Os dois jovens a seguiram.
Ao deixar a mansão, o refrescante cheiro do alívio tomou os pulmões de Mickaella. Voltando seu olhar para o céu, a jovem percebeu o nascimento dos primeiros raios alaranjados do sol.
-Não estamos esquecendo nada? – Tie parou. – Do tipo... Inna... Paula...
-Elas não estão aqui! – Exclamou Paul, andando em linha reta e desaparecendo em meio as arvores mortas.
-Ele nos abandonou? – Micka não acreditava nisso. Depois de uma noite inteira de terror, ele ia mesmo deixa-los em meio ao nada com um demônio?
-Aqui, galera! – May gritou, balançando um dos braços no ar, de cima de uma grande pedra. Thor estava ao seu lado.
-Claro... – Sussurrou a menina, prendendo seu cabelo em um rabo de cavalo, com uma pequena fita bege. – Qual é o problema em ficar em cima de uma pedra? O morcego não voa mesmo, não é?

Tie... Ajude-me... Micka...

-Inna? - Tie voltou a encarar a face apodrecida da casa, esquecendo de May e da pedra, seu coração disparou.
-O quê?
-Eu ouvi a voz de Inna! - Ele caminhou em direção à mansão, afobado. - Eu tenho certeza, Micka, ela nos chamou!
-Eu não ouvi nada! Tem certeza que...
-Sim! Era ela! - Tie corria agora, com passos frágeis e uma respiração vacilante.
-Elas não estão aqui, Tie. Você ouviu Paul!
Tarde demais. O rapaz já estava convencido... Além de estar passando pela entrada neste exato momento.
-Tie... - Micka enfrentou a mansão, e então enfrentou a pedra de May.

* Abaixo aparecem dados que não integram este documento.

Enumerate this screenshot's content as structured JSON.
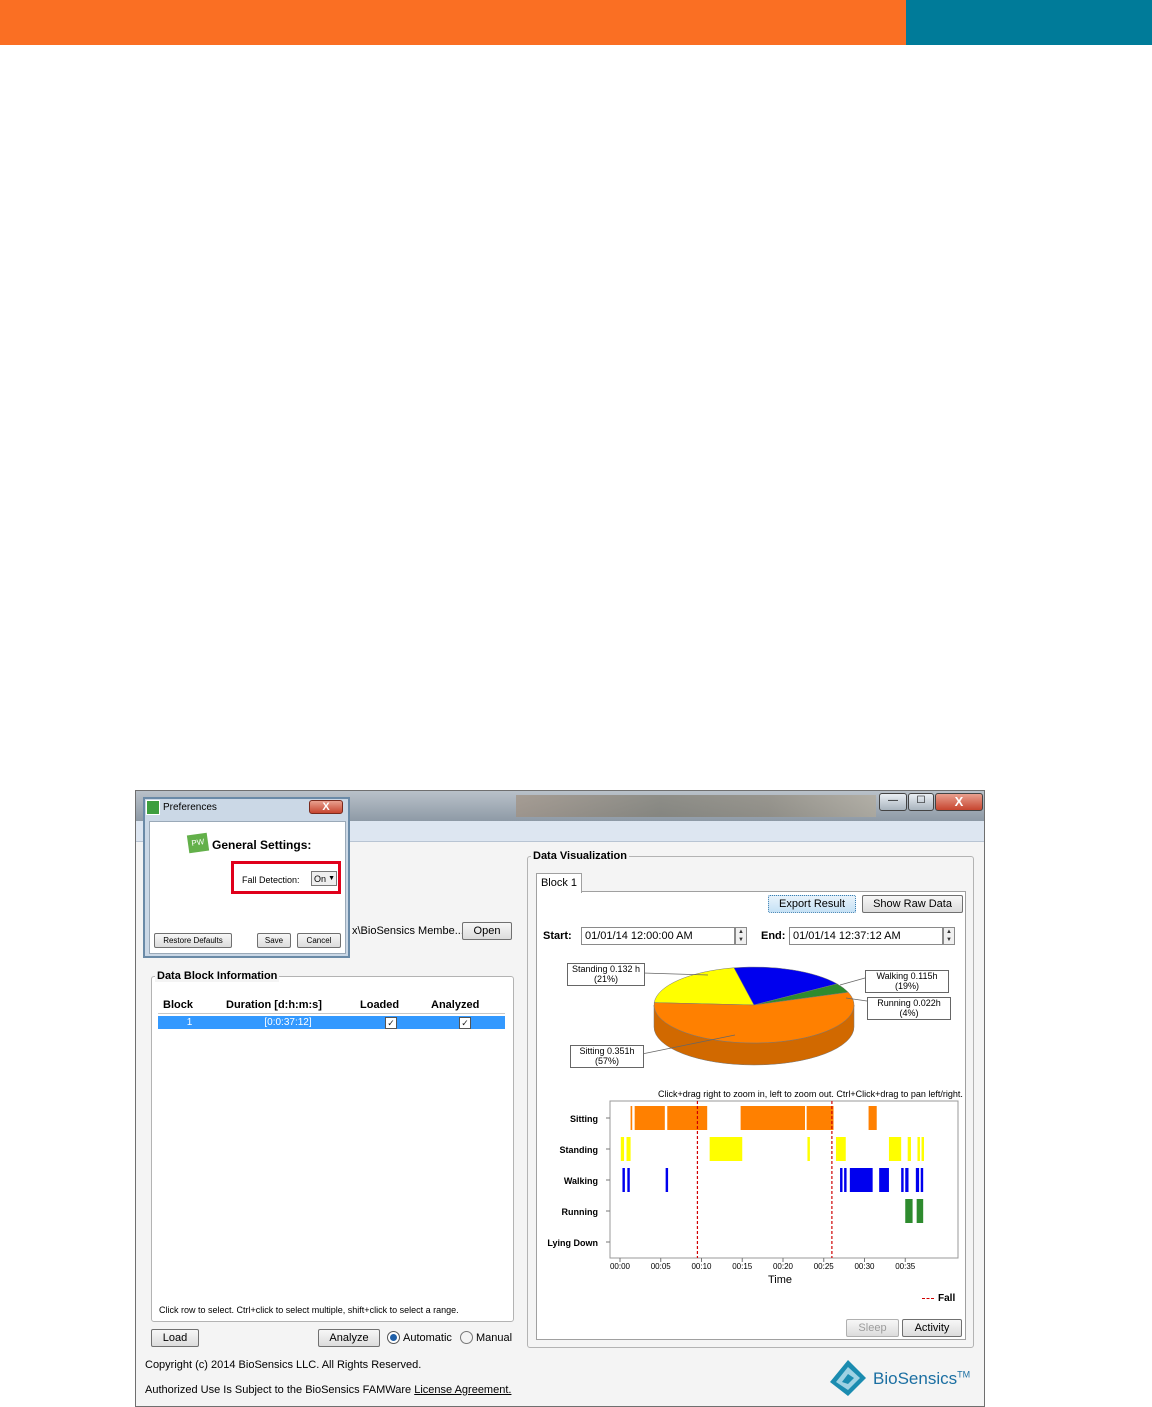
{
  "app": {
    "copyright": "Copyright (c) 2014 BioSensics LLC. All Rights Reserved.",
    "license_prefix": "Authorized Use Is Subject to the BioSensics FAMWare ",
    "license_link": "License Agreement.",
    "brand": "BioSensics",
    "brand_tm": "TM"
  },
  "window_controls": {
    "minimize": "—",
    "maximize": "☐",
    "close": "X"
  },
  "preferences": {
    "title": "Preferences",
    "close": "X",
    "logo_text": "PW",
    "heading": "General Settings:",
    "fall_detection_label": "Fall Detection:",
    "fall_detection_value": "On",
    "restore_defaults": "Restore Defaults",
    "save": "Save",
    "cancel": "Cancel"
  },
  "file": {
    "path": "x\\BioSensics Membe...",
    "open": "Open"
  },
  "data_block": {
    "legend": "Data Block Information",
    "columns": [
      "Block",
      "Duration [d:h:m:s]",
      "Loaded",
      "Analyzed"
    ],
    "rows": [
      {
        "block": "1",
        "duration": "[0:0:37:12]",
        "loaded": true,
        "analyzed": true
      }
    ],
    "hint": "Click row to select. Ctrl+click to select multiple, shift+click to select a range.",
    "load": "Load",
    "analyze": "Analyze",
    "mode_automatic": "Automatic",
    "mode_manual": "Manual",
    "mode_selected": "Automatic"
  },
  "visualization": {
    "legend": "Data Visualization",
    "tab": "Block 1",
    "export": "Export Result",
    "raw": "Show Raw Data",
    "start_label": "Start:",
    "start_value": "01/01/14 12:00:00 AM",
    "end_label": "End:",
    "end_value": "01/01/14 12:37:12 AM",
    "zoom_hint": "Click+drag right to zoom in, left to zoom out. Ctrl+Click+drag to pan left/right.",
    "sleep": "Sleep",
    "activity": "Activity"
  },
  "chart_data": [
    {
      "type": "pie",
      "slices": [
        {
          "label": "Sitting 0.351h",
          "pct": "(57%)",
          "value": 57,
          "color": "#ff8000"
        },
        {
          "label": "Standing 0.132 h",
          "pct": "(21%)",
          "value": 21,
          "color": "#ffff00"
        },
        {
          "label": "Walking 0.115h",
          "pct": "(19%)",
          "value": 19,
          "color": "#0000ee"
        },
        {
          "label": "Running 0.022h",
          "pct": "(4%)",
          "value": 4,
          "color": "#2e8b2e"
        }
      ]
    },
    {
      "type": "timeline",
      "xlabel": "Time",
      "xticks": [
        "00:00",
        "00:05",
        "00:10",
        "00:15",
        "00:20",
        "00:25",
        "00:30",
        "00:35"
      ],
      "xlim": [
        0,
        40
      ],
      "categories": [
        "Sitting",
        "Standing",
        "Walking",
        "Running",
        "Lying Down"
      ],
      "colors": {
        "Sitting": "#ff8000",
        "Standing": "#ffff00",
        "Walking": "#0000ee",
        "Running": "#2e8b2e"
      },
      "segments": {
        "Sitting": [
          [
            1.3,
            1.5
          ],
          [
            1.8,
            5.5
          ],
          [
            5.8,
            10.7
          ],
          [
            14.8,
            22.7
          ],
          [
            22.9,
            26.2
          ],
          [
            30.5,
            31.5
          ]
        ],
        "Standing": [
          [
            0.1,
            0.5
          ],
          [
            0.8,
            1.3
          ],
          [
            11.0,
            15.0
          ],
          [
            23.0,
            23.3
          ],
          [
            26.5,
            27.7
          ],
          [
            33.0,
            34.5
          ],
          [
            35.3,
            35.7
          ],
          [
            36.5,
            36.8
          ],
          [
            37.0,
            37.3
          ]
        ],
        "Walking": [
          [
            0.3,
            0.6
          ],
          [
            0.9,
            1.2
          ],
          [
            5.6,
            5.9
          ],
          [
            27.0,
            27.3
          ],
          [
            27.5,
            27.8
          ],
          [
            28.2,
            31.0
          ],
          [
            31.8,
            33.0
          ],
          [
            34.5,
            34.8
          ],
          [
            35.0,
            35.4
          ],
          [
            36.3,
            36.7
          ],
          [
            36.9,
            37.2
          ]
        ],
        "Running": [
          [
            35.0,
            35.9
          ],
          [
            36.4,
            37.2
          ]
        ]
      },
      "falls": [
        9.5,
        26.0
      ],
      "legend": "Fall"
    }
  ]
}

-Micka... - A jovem bruxa continuava acenando, com o cão ao seu lado.
E agora?
-Peguem eles! - Disse uma voz masculina, desvalorizando os pensamentos da garota.
Um grande grupo de pessoas sujas e desconhecidas, aparecidas repentinamente, começava a cercar a mansão, o jardim morto onde estava Micka, e a pedra onde estava May e seu animal.
-May... - Ela gritou.
As duas amigas trocaram olhares confusos.